Penelitian ini merupakan penelitian Pre-Eskperimental Design dengan rancangan penelitian “ One Group Pretest-Posttest Design” dan dianalisis secara analitik menggunakan uji One Way Anova. Hasil pemeriksaan rata-rata kandungan BOD, COD dan TSS secara berturut-turut menggunakan dosis tawas 500 mg/l, 1000 mg/l dan 1500 mg/l yaitu sebesar 241,63 ppm; 102,75 ppm; 49,81 ppm. 472,34 ppm; 200,83 ppm; 95,95 ppm, 238,49 ppm; 161,65 ppm; 129,96 ppm. Presentase penurunan terbesar terjadi pada perlakuan 1500 mg/l tawas yaitu BOD sebesar 86,5%; COD sebesar 85,955%; TSS sebesar 74,26%. Uji One Way Anova menunjukkan hasil p<0.05 sehingga terdapat perbedaan yang signifikan.
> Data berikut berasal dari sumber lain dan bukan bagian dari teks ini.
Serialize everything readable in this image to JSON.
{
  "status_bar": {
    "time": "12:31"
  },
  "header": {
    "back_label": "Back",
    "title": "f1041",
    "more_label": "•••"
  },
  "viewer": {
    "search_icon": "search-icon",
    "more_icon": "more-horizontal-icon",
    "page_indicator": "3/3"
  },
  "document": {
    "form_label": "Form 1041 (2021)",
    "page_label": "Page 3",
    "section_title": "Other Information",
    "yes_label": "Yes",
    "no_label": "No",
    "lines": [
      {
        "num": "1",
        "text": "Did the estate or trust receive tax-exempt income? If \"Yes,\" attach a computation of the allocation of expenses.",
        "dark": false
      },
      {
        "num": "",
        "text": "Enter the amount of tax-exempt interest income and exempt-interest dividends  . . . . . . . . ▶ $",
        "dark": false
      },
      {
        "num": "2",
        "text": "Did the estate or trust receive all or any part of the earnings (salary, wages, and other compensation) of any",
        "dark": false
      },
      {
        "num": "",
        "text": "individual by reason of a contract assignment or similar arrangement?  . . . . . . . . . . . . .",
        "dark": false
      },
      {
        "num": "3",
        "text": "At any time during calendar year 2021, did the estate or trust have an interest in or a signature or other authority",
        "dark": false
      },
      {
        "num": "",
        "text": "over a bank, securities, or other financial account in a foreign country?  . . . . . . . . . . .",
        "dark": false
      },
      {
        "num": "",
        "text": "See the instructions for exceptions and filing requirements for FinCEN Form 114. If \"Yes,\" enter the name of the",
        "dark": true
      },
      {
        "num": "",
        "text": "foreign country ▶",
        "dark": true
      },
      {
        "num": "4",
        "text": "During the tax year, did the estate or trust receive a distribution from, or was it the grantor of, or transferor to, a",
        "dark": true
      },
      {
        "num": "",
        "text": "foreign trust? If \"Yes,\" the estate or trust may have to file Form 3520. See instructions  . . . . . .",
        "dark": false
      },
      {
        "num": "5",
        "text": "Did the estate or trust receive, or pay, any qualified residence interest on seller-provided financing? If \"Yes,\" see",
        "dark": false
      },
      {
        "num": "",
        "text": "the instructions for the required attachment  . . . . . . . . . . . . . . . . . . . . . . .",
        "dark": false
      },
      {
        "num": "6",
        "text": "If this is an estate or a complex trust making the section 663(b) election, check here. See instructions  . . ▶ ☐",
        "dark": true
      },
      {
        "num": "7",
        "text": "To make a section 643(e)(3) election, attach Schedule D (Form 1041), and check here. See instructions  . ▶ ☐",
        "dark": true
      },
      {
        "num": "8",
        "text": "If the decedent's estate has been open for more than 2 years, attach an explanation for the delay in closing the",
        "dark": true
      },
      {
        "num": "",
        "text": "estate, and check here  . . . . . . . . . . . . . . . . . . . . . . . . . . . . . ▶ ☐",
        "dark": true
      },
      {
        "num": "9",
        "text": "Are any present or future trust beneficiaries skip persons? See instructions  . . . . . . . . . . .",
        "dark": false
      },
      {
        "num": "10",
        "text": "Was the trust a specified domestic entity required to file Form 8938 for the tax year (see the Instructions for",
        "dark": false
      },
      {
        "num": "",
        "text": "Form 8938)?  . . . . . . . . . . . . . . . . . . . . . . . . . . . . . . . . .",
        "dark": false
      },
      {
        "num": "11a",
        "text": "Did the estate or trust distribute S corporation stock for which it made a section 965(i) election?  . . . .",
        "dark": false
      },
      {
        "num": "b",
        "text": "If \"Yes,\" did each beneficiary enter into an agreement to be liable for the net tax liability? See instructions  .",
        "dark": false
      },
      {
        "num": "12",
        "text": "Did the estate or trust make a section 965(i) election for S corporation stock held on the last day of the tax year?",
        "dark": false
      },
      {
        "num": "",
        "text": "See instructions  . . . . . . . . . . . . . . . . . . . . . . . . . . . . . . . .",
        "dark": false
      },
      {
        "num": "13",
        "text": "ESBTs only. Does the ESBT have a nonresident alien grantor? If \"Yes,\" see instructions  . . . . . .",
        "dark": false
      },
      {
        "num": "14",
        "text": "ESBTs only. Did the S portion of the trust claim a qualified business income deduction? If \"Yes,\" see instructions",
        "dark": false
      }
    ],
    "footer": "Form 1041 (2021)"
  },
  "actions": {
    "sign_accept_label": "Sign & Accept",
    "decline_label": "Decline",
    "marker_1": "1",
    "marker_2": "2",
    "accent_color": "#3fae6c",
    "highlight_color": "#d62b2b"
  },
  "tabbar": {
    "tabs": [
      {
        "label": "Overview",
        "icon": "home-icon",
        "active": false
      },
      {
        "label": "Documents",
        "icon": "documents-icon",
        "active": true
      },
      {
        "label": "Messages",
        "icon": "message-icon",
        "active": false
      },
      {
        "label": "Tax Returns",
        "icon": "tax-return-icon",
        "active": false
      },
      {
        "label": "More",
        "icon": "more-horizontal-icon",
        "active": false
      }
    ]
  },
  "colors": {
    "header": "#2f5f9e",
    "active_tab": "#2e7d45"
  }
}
Penelitian ini menunjukkan bahwa metode koagulasi menggunakan bahan koagulan tawas dapat menurunkan kandungan BOD, COD dan TSS dalam limbah cair. Dari hasil penelitian menunjukkan bahwa kandungan BOD dan COD sudah dibawah baku mutu air limbah menurut Peraturan Gubernur Jawa Timur No 72 tahun 2013. Kandungan TSS belum dibawah baku mutu air limbah.
Penggunaan dosis koagulan tawas 1500 mg/l merupakan dosis yang paling efektif dalam menurunkan kandungan BOD dan COD.